Wine region terkenal: Rhone Valley (France), Burgenland (Austria), California (USA), Maipo Valley & Colchagua (Chile), Cederberg (South Africa)

Rasa-Chilean-Wine-Syrah
Montes Alpha Syrah 2017

Syrah atau Shiraz adalah 1 jenis red wine yang sama; tapi orang Perancis menyebutnya Syrah sedangkan orang Australia menyebutnya Shiraz.

Teksturnya full bodied dengan tannin yang keras. Rasanya didominasi oleh blackberry dan blueberry. Biasanya juga mengandung aneka rasa lain seperti zaitun, merica, cengkeh, vanilla, mint, licorice, kakao, allspice (merica Jamaika), rosemary, tembakau dan asap. Biasanya Syrah mengandung 14 – 15% alkohol.

Rasa Wine: White Wine

White wine biasanya memiliki acidity yang lebih tinggi daripada red wine. Karena itu biasanya white wine terasa lebih asam daripada red wine.

Torrontés

Karakteristik umum: Fruity, light bodied, dry, medium acidity, medium alcohol

Wine region terkenal: Salta & Mendoza (Argentina)

Rasa Wine Torrontes
Kaiken Terroir Series Torrontés2019

Karakteristik: Torrontés adalah white wine khas dari Argentina.
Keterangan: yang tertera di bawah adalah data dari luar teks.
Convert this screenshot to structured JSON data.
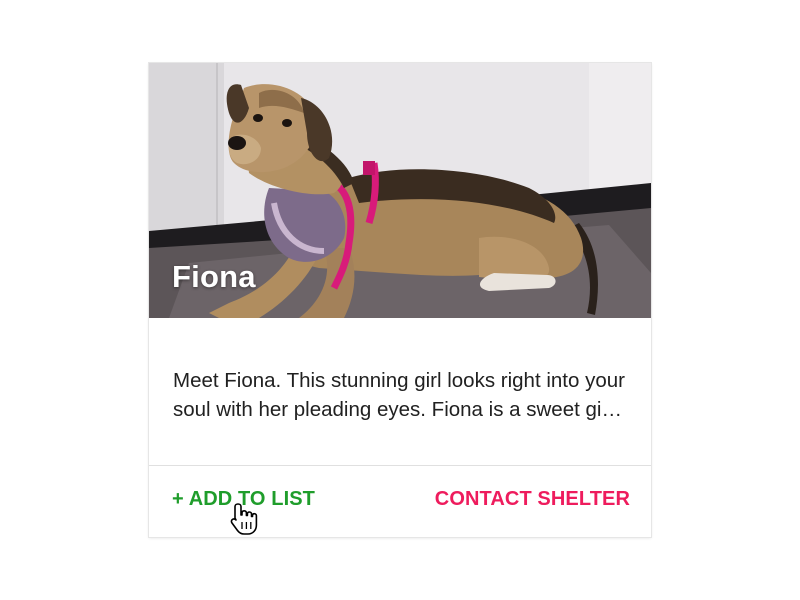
{
  "card": {
    "title": "Fiona",
    "description": "Meet Fiona. This stunning girl looks right into your soul with her pleading eyes. Fiona is a sweet girl who is looking for her forever home.",
    "image_alt": "Fiona"
  },
  "actions": {
    "add_to_list": "+ ADD TO LIST",
    "contact_shelter": "CONTACT SHELTER"
  },
  "colors": {
    "add_to_list": "#1f9d2b",
    "contact_shelter": "#ee1c5d",
    "title_text": "#ffffff",
    "body_text": "#212121"
  },
  "cursor": {
    "icon": "hand-pointer-icon"
  }
}
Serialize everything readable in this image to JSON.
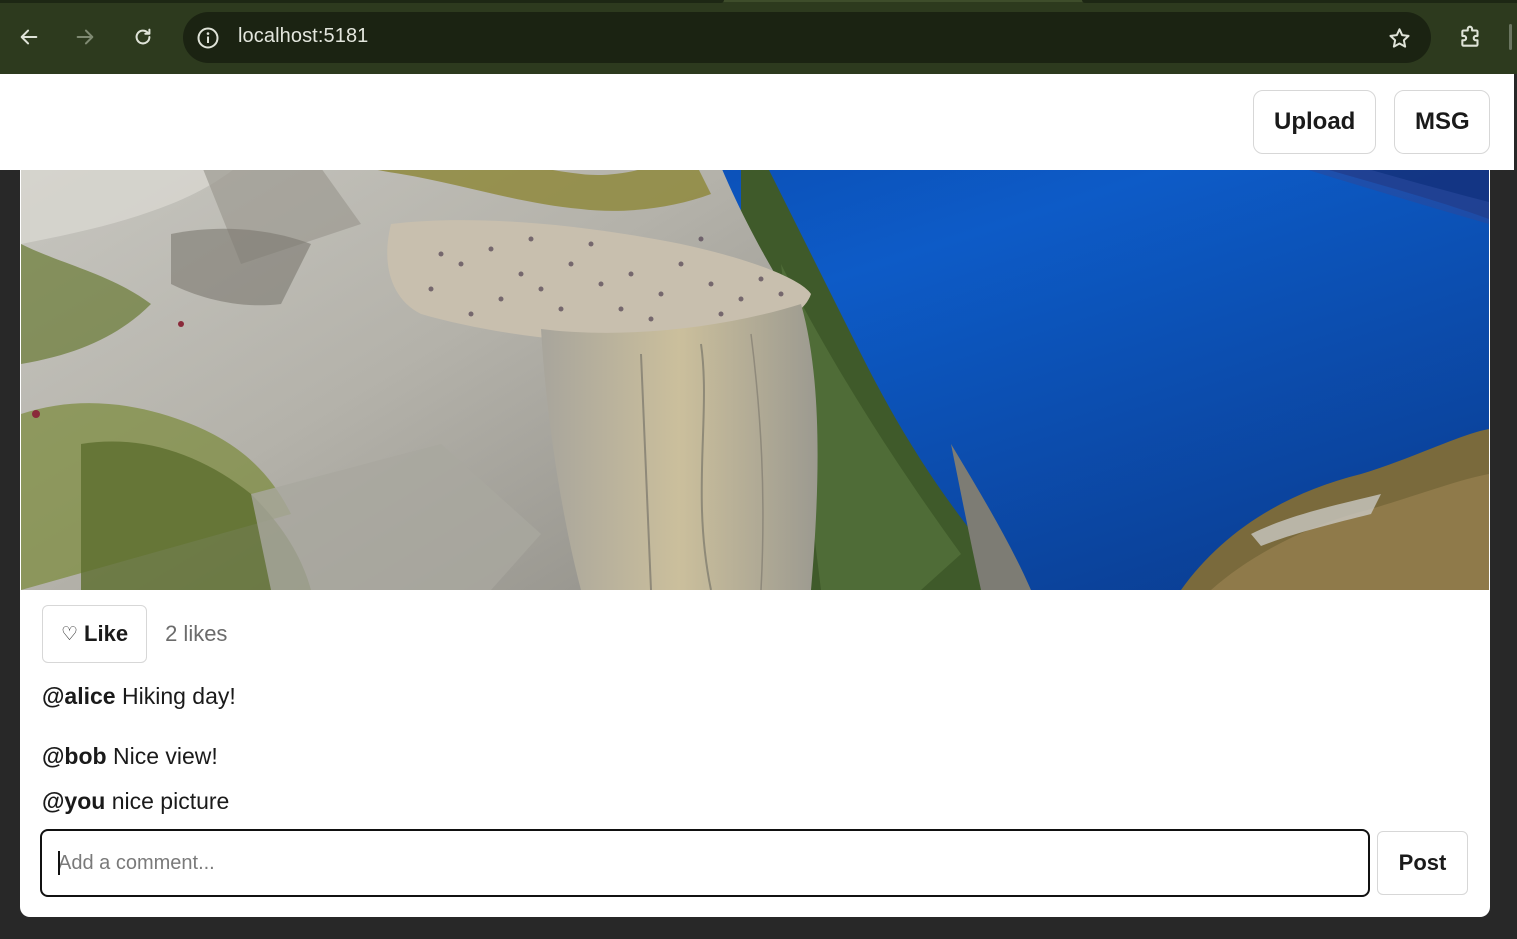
{
  "browser": {
    "url": "localhost:5181",
    "icons": [
      "back-arrow-icon",
      "forward-arrow-icon",
      "reload-icon",
      "site-info-icon",
      "bookmark-star-icon",
      "extensions-puzzle-icon"
    ]
  },
  "topbar": {
    "upload_label": "Upload",
    "msg_label": "MSG"
  },
  "post": {
    "image_alt": "",
    "like_icon": "♡",
    "like_label": "Like",
    "likes_text": "2 likes",
    "caption": {
      "user": "@alice",
      "text": "Hiking day!"
    },
    "comments": [
      {
        "user": "@bob",
        "text": "Nice view!"
      },
      {
        "user": "@you",
        "text": "nice picture"
      }
    ],
    "comment_placeholder": "Add a comment...",
    "post_label": "Post"
  },
  "colors": {
    "chrome_bg": "#2d3a1e",
    "omnibox_bg": "#1b2312",
    "page_bg": "#282828",
    "card_bg": "#ffffff"
  }
}
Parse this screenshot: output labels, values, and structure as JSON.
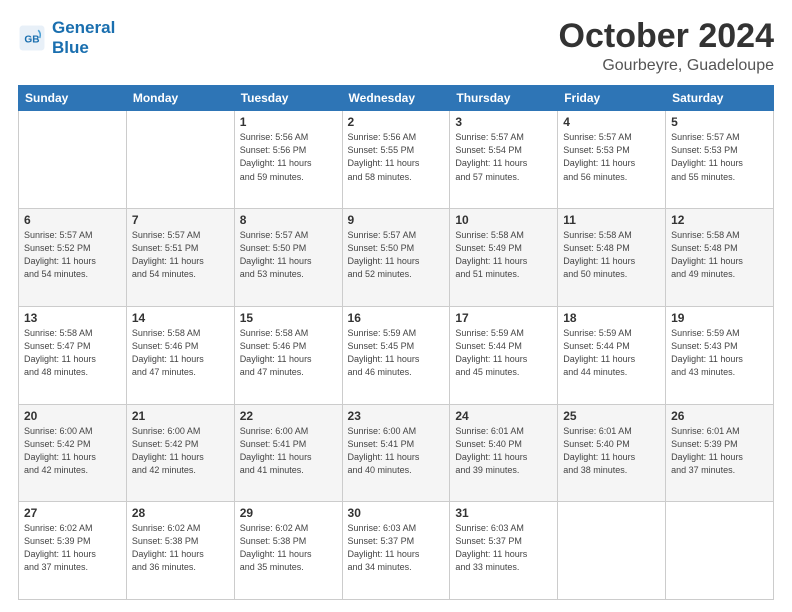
{
  "header": {
    "logo_line1": "General",
    "logo_line2": "Blue",
    "title": "October 2024",
    "subtitle": "Gourbeyre, Guadeloupe"
  },
  "weekdays": [
    "Sunday",
    "Monday",
    "Tuesday",
    "Wednesday",
    "Thursday",
    "Friday",
    "Saturday"
  ],
  "weeks": [
    [
      {
        "day": "",
        "info": ""
      },
      {
        "day": "",
        "info": ""
      },
      {
        "day": "1",
        "info": "Sunrise: 5:56 AM\nSunset: 5:56 PM\nDaylight: 11 hours\nand 59 minutes."
      },
      {
        "day": "2",
        "info": "Sunrise: 5:56 AM\nSunset: 5:55 PM\nDaylight: 11 hours\nand 58 minutes."
      },
      {
        "day": "3",
        "info": "Sunrise: 5:57 AM\nSunset: 5:54 PM\nDaylight: 11 hours\nand 57 minutes."
      },
      {
        "day": "4",
        "info": "Sunrise: 5:57 AM\nSunset: 5:53 PM\nDaylight: 11 hours\nand 56 minutes."
      },
      {
        "day": "5",
        "info": "Sunrise: 5:57 AM\nSunset: 5:53 PM\nDaylight: 11 hours\nand 55 minutes."
      }
    ],
    [
      {
        "day": "6",
        "info": "Sunrise: 5:57 AM\nSunset: 5:52 PM\nDaylight: 11 hours\nand 54 minutes."
      },
      {
        "day": "7",
        "info": "Sunrise: 5:57 AM\nSunset: 5:51 PM\nDaylight: 11 hours\nand 54 minutes."
      },
      {
        "day": "8",
        "info": "Sunrise: 5:57 AM\nSunset: 5:50 PM\nDaylight: 11 hours\nand 53 minutes."
      },
      {
        "day": "9",
        "info": "Sunrise: 5:57 AM\nSunset: 5:50 PM\nDaylight: 11 hours\nand 52 minutes."
      },
      {
        "day": "10",
        "info": "Sunrise: 5:58 AM\nSunset: 5:49 PM\nDaylight: 11 hours\nand 51 minutes."
      },
      {
        "day": "11",
        "info": "Sunrise: 5:58 AM\nSunset: 5:48 PM\nDaylight: 11 hours\nand 50 minutes."
      },
      {
        "day": "12",
        "info": "Sunrise: 5:58 AM\nSunset: 5:48 PM\nDaylight: 11 hours\nand 49 minutes."
      }
    ],
    [
      {
        "day": "13",
        "info": "Sunrise: 5:58 AM\nSunset: 5:47 PM\nDaylight: 11 hours\nand 48 minutes."
      },
      {
        "day": "14",
        "info": "Sunrise: 5:58 AM\nSunset: 5:46 PM\nDaylight: 11 hours\nand 47 minutes."
      },
      {
        "day": "15",
        "info": "Sunrise: 5:58 AM\nSunset: 5:46 PM\nDaylight: 11 hours\nand 47 minutes."
      },
      {
        "day": "16",
        "info": "Sunrise: 5:59 AM\nSunset: 5:45 PM\nDaylight: 11 hours\nand 46 minutes."
      },
      {
        "day": "17",
        "info": "Sunrise: 5:59 AM\nSunset: 5:44 PM\nDaylight: 11 hours\nand 45 minutes."
      },
      {
        "day": "18",
        "info": "Sunrise: 5:59 AM\nSunset: 5:44 PM\nDaylight: 11 hours\nand 44 minutes."
      },
      {
        "day": "19",
        "info": "Sunrise: 5:59 AM\nSunset: 5:43 PM\nDaylight: 11 hours\nand 43 minutes."
      }
    ],
    [
      {
        "day": "20",
        "info": "Sunrise: 6:00 AM\nSunset: 5:42 PM\nDaylight: 11 hours\nand 42 minutes."
      },
      {
        "day": "21",
        "info": "Sunrise: 6:00 AM\nSunset: 5:42 PM\nDaylight: 11 hours\nand 42 minutes."
      },
      {
        "day": "22",
        "info": "Sunrise: 6:00 AM\nSunset: 5:41 PM\nDaylight: 11 hours\nand 41 minutes."
      },
      {
        "day": "23",
        "info": "Sunrise: 6:00 AM\nSunset: 5:41 PM\nDaylight: 11 hours\nand 40 minutes."
      },
      {
        "day": "24",
        "info": "Sunrise: 6:01 AM\nSunset: 5:40 PM\nDaylight: 11 hours\nand 39 minutes."
      },
      {
        "day": "25",
        "info": "Sunrise: 6:01 AM\nSunset: 5:40 PM\nDaylight: 11 hours\nand 38 minutes."
      },
      {
        "day": "26",
        "info": "Sunrise: 6:01 AM\nSunset: 5:39 PM\nDaylight: 11 hours\nand 37 minutes."
      }
    ],
    [
      {
        "day": "27",
        "info": "Sunrise: 6:02 AM\nSunset: 5:39 PM\nDaylight: 11 hours\nand 37 minutes."
      },
      {
        "day": "28",
        "info": "Sunrise: 6:02 AM\nSunset: 5:38 PM\nDaylight: 11 hours\nand 36 minutes."
      },
      {
        "day": "29",
        "info": "Sunrise: 6:02 AM\nSunset: 5:38 PM\nDaylight: 11 hours\nand 35 minutes."
      },
      {
        "day": "30",
        "info": "Sunrise: 6:03 AM\nSunset: 5:37 PM\nDaylight: 11 hours\nand 34 minutes."
      },
      {
        "day": "31",
        "info": "Sunrise: 6:03 AM\nSunset: 5:37 PM\nDaylight: 11 hours\nand 33 minutes."
      },
      {
        "day": "",
        "info": ""
      },
      {
        "day": "",
        "info": ""
      }
    ]
  ]
}
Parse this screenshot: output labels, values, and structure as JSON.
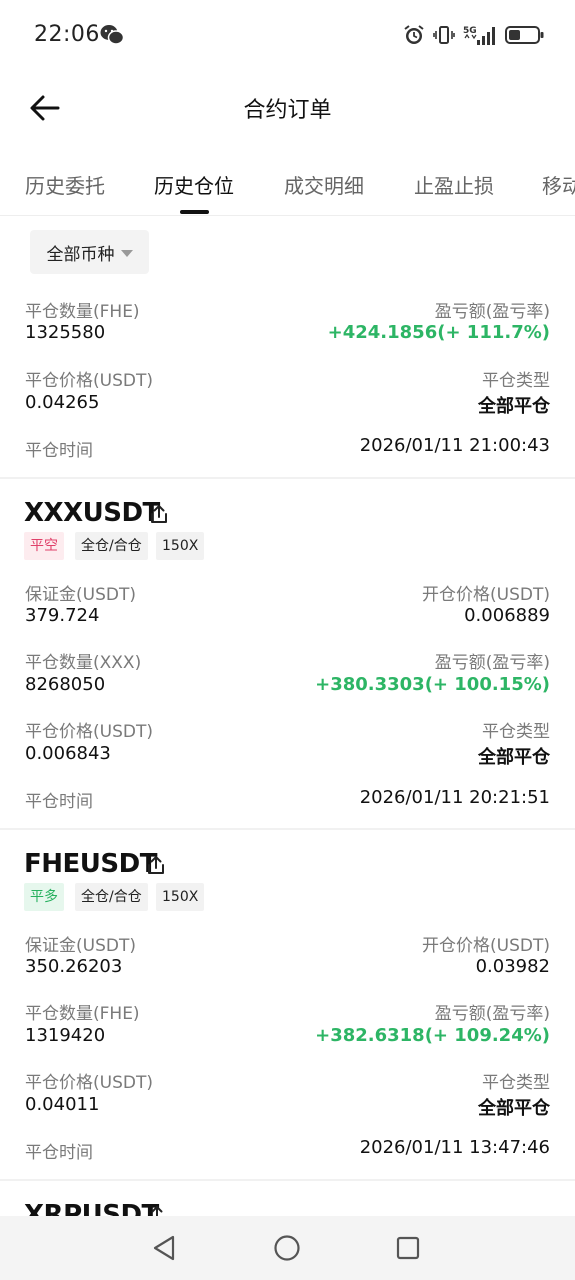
{
  "status": {
    "time": "22:06",
    "network": "5G"
  },
  "header": {
    "title": "合约订单"
  },
  "tabs": [
    {
      "label": "历史委托"
    },
    {
      "label": "历史仓位"
    },
    {
      "label": "成交明细"
    },
    {
      "label": "止盈止损"
    },
    {
      "label": "移动"
    }
  ],
  "filter": {
    "label": "全部币种"
  },
  "record0": {
    "qty_label": "平仓数量(FHE)",
    "qty": "1325580",
    "pnl_label": "盈亏额(盈亏率)",
    "pnl": "+424.1856(+ 111.7%)",
    "close_price_label": "平仓价格(USDT)",
    "close_price": "0.04265",
    "close_type_label": "平仓类型",
    "close_type": "全部平仓",
    "close_time_label": "平仓时间",
    "close_time": "2026/01/11 21:00:43"
  },
  "records": [
    {
      "symbol": "XXXUSDT",
      "side": "平空",
      "mode": "全仓/合仓",
      "leverage": "150X",
      "margin_label": "保证金(USDT)",
      "margin": "379.724",
      "open_price_label": "开仓价格(USDT)",
      "open_price": "0.006889",
      "qty_label": "平仓数量(XXX)",
      "qty": "8268050",
      "pnl_label": "盈亏额(盈亏率)",
      "pnl": "+380.3303(+ 100.15%)",
      "close_price_label": "平仓价格(USDT)",
      "close_price": "0.006843",
      "close_type_label": "平仓类型",
      "close_type": "全部平仓",
      "close_time_label": "平仓时间",
      "close_time": "2026/01/11 20:21:51"
    },
    {
      "symbol": "FHEUSDT",
      "side": "平多",
      "mode": "全仓/合仓",
      "leverage": "150X",
      "margin_label": "保证金(USDT)",
      "margin": "350.26203",
      "open_price_label": "开仓价格(USDT)",
      "open_price": "0.03982",
      "qty_label": "平仓数量(FHE)",
      "qty": "1319420",
      "pnl_label": "盈亏额(盈亏率)",
      "pnl": "+382.6318(+ 109.24%)",
      "close_price_label": "平仓价格(USDT)",
      "close_price": "0.04011",
      "close_type_label": "平仓类型",
      "close_type": "全部平仓",
      "close_time_label": "平仓时间",
      "close_time": "2026/01/11 13:47:46"
    },
    {
      "symbol": "XRPUSDT"
    }
  ],
  "icons": {
    "back": "arrow-left-icon",
    "share": "share-icon",
    "filter_caret": "caret-down-icon",
    "nav_back": "triangle-back-icon",
    "nav_home": "circle-home-icon",
    "nav_recent": "square-recent-icon"
  },
  "colors": {
    "profit": "#2db565",
    "short_badge": "#e0416a",
    "long_badge": "#26b05e"
  }
}
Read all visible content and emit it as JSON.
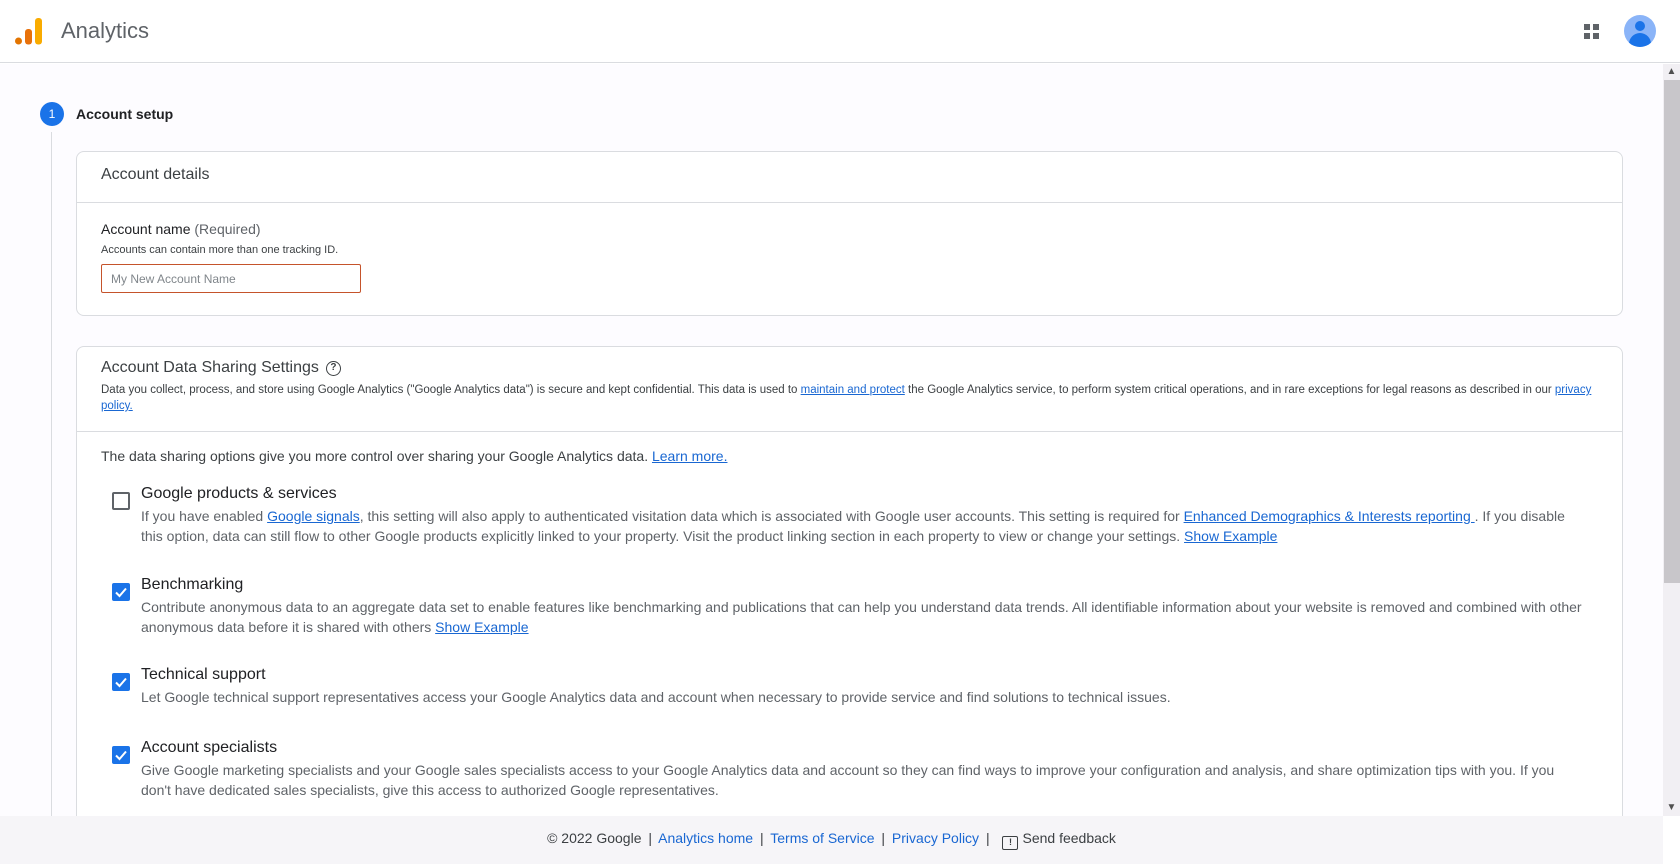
{
  "header": {
    "app_title": "Analytics",
    "logo_colors": [
      "#e37400",
      "#e8710a",
      "#f9ab00"
    ],
    "apps_icon": "apps-grid-icon",
    "avatar_icon": "account-circle-icon"
  },
  "stepper": {
    "step_number": "1",
    "step_label": "Account setup",
    "accent_color": "#1a73e8"
  },
  "account_details": {
    "title": "Account details",
    "field_label": "Account name",
    "field_required": "(Required)",
    "field_hint": "Accounts can contain more than one tracking ID.",
    "input_value": "",
    "input_placeholder": "My New Account Name"
  },
  "sharing": {
    "title": "Account Data Sharing Settings",
    "help_icon": "help-circle-icon",
    "desc_part1": "Data you collect, process, and store using Google Analytics (\"Google Analytics data\") is secure and kept confidential. This data is used to ",
    "desc_link1": "maintain and protect",
    "desc_part2": " the Google Analytics service, to perform system critical operations, and in rare exceptions for legal reasons as described in our ",
    "desc_link2": "privacy policy.",
    "intro_text": "The data sharing options give you more control over sharing your Google Analytics data. ",
    "intro_link": "Learn more.",
    "options": [
      {
        "title": "Google products & services",
        "checked": false,
        "desc_part1": "If you have enabled ",
        "desc_link1": "Google signals",
        "desc_part2": ", this setting will also apply to authenticated visitation data which is associated with Google user accounts. This setting is required for ",
        "desc_link2": "Enhanced Demographics & Interests reporting ",
        "desc_part3": ". If you disable this option, data can still flow to other Google products explicitly linked to your property. Visit the product linking section in each property to view or change your settings.  ",
        "show_example": "Show Example"
      },
      {
        "title": "Benchmarking",
        "checked": true,
        "desc": "Contribute anonymous data to an aggregate data set to enable features like benchmarking and publications that can help you understand data trends. All identifiable information about your website is removed and combined with other anonymous data before it is shared with others  ",
        "show_example": "Show Example"
      },
      {
        "title": "Technical support",
        "checked": true,
        "desc": "Let Google technical support representatives access your Google Analytics data and account when necessary to provide service and find solutions to technical issues."
      },
      {
        "title": "Account specialists",
        "checked": true,
        "desc": "Give Google marketing specialists and your Google sales specialists access to your Google Analytics data and account so they can find ways to improve your configuration and analysis, and share optimization tips with you. If you don't have dedicated sales specialists, give this access to authorized Google representatives."
      }
    ]
  },
  "footer": {
    "copyright": "© 2022 Google",
    "sep": "|",
    "links": [
      "Analytics home",
      "Terms of Service",
      "Privacy Policy"
    ],
    "feedback_label": "Send feedback",
    "feedback_icon": "feedback-icon"
  }
}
Torrontés pelan-pelan menjadi semakin populer di Indonesia karena aromanya yang manis. Rasa wine yang satu ini juga sangat cocok dengan masakan Asia yang berbumbu rempah.

Riesling

Karakteristik umum: Medium – light bodied, high acidity, medium alcohol

Wine region terkenal: Mosel (Germany), Alsace (France), Clare Valley (Australia), Central Otago (New Zealand)

Rasa Wine Dry Riesling
Leeuwin Estate Art Series Riesling 2018

Teksturnya agak encer dengan kadar keasamanan kira-kira setara dengan lemonade.

Pada umumnya Riesling memiliki rasa yang agak manis dan fruity dengan kandungan rasa apricot, nectarine, peach, apple, pear, pineapple, lime, Meyer lemon.

Sauvignon Blanc

Karakteristik umum: Medium body, medium acidity, medium alcohol

Wine region terkenal: Bordeaux (France), Marlborough (New Zealand), Margaret River (Australia), Aconcagua Valley & Casablanca Valley

Rasa-Wine-Sauvignon-Blanc
Viña Vistamar Brisa Sauvignon Blanc 2019

Teksturnya agak kental dengan tingkat keasaman sedang. Rasa wine jenis ini didominasi jeruk limau, apel hijau, markisa and persik putih.

Biasanya Sauvignon Blanc juga mengandung rasa herbal seperti paprika, jalapeño, ceremai dan rumput

Chardonnay

Karakteristik umum: Full body, high acidity, medium alcohol

Wine region terkenal: Burgundy & Champagne (France), California (USA), Central Valley, Leyda Valley, Casablanca Valley (Chile), Yarra Valley & Margaret River (Australia), Nelson, Hawke’s Bay, Marlborough, Central Otaga (New Zealand), Friuli, Puglia, Tuscany (Italy)

Rasa Wine Chardonnay 1
Domaine Chanson le Bourgogne Chardonnay 2016

Rasa wine yang satu ini didominasi oleh green apple. Teksturnya kental dengan tingkat keasaman tinggi. Biasanya Chardonnay juga mengandung rasa lemon, pear, nanas, nangka, markisa, persik dan ara.